Setiap pejuang, baik berjuang untuk member nilai hidup dan kehidupan ini maupun berjuang untuk agama, nusa, dan bangsa, harus mengenal dan memahami cirri dunia seisinya, yaitu up and down = masa silih berganti antara suka dan duka, antara tertawa dan menangis, antara kaya dan miskin dan lain sebagainya.
Salah satu definisi sabar yang sempat kita jumpai adalah : “At Tajalludu wa ‘adamusy syakwa min aalamil balwa” (Teguh hati dan tidak mengeluh bila memperoleh ujian yang sangat berat).

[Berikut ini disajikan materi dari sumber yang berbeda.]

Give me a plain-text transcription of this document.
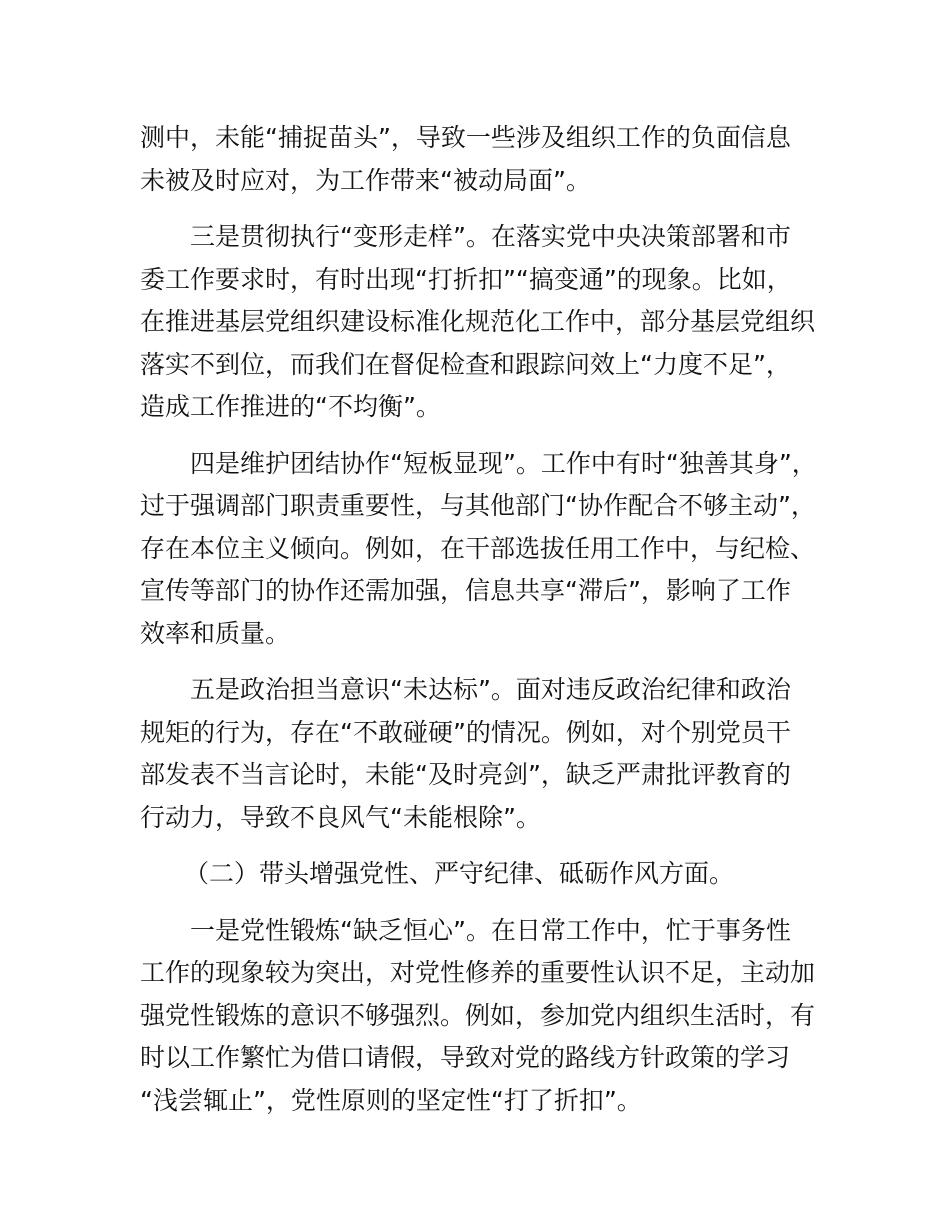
测中，未能“捕捉苗头”，导致一些涉及组织工作的负面信息
未被及时应对，为工作带来“被动局面”。
三是贯彻执行“变形走样”。在落实党中央决策部署和市
委工作要求时，有时出现“打折扣”“搞变通”的现象。比如，
在推进基层党组织建设标准化规范化工作中，部分基层党组织
落实不到位，而我们在督促检查和跟踪问效上“力度不足”，
造成工作推进的“不均衡”。
四是维护团结协作“短板显现”。工作中有时“独善其身”，
过于强调部门职责重要性，与其他部门“协作配合不够主动”，
存在本位主义倾向。例如，在干部选拔任用工作中，与纪检、
宣传等部门的协作还需加强，信息共享“滞后”，影响了工作
效率和质量。
五是政治担当意识“未达标”。面对违反政治纪律和政治
规矩的行为，存在“不敢碰硬”的情况。例如，对个别党员干
部发表不当言论时，未能“及时亮剑”，缺乏严肃批评教育的
行动力，导致不良风气“未能根除”。
（二）带头增强党性、严守纪律、砥砺作风方面。
一是党性锻炼“缺乏恒心”。在日常工作中，忙于事务性
工作的现象较为突出，对党性修养的重要性认识不足，主动加
强党性锻炼的意识不够强烈。例如，参加党内组织生活时，有
时以工作繁忙为借口请假，导致对党的路线方针政策的学习
“浅尝辄止”，党性原则的坚定性“打了折扣”。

Sabar inilah yang menjadi akhlak para Anbiya’ wal Mursalin, para syuhada dan shalihin, para auliya’ yang sangat arif bijaksana. Kita generasi sesudahnya harus mampu mewarisi sifat sabar itu sebagaimana diperintahkan Allah swt dalam surat Luqman/31 : 17 yang artinya :
“Hai anakku, dirikanlah shalat dan suruhlah (manusia) mengerjakan yang baik dan cegahlah (mereka) dari perbuatan yang mungkar dan bersabarlah terhadap apa yang menimpa kamu. Sesungguhnya yang demikian itu termasuk hal-hal yang diwajibkan (oleh Allah)”.
Dalam rangka mewujudkan kesabaran pada diri kita masing-masing, ada baiknya antara lain kita menyimak sebuah syair yang artinya :
“Sesungguhnya dalam segala urusan itu bila jalannya sudah tertutup rapat semua, maka sabar adalah kunci untuk membukanya”.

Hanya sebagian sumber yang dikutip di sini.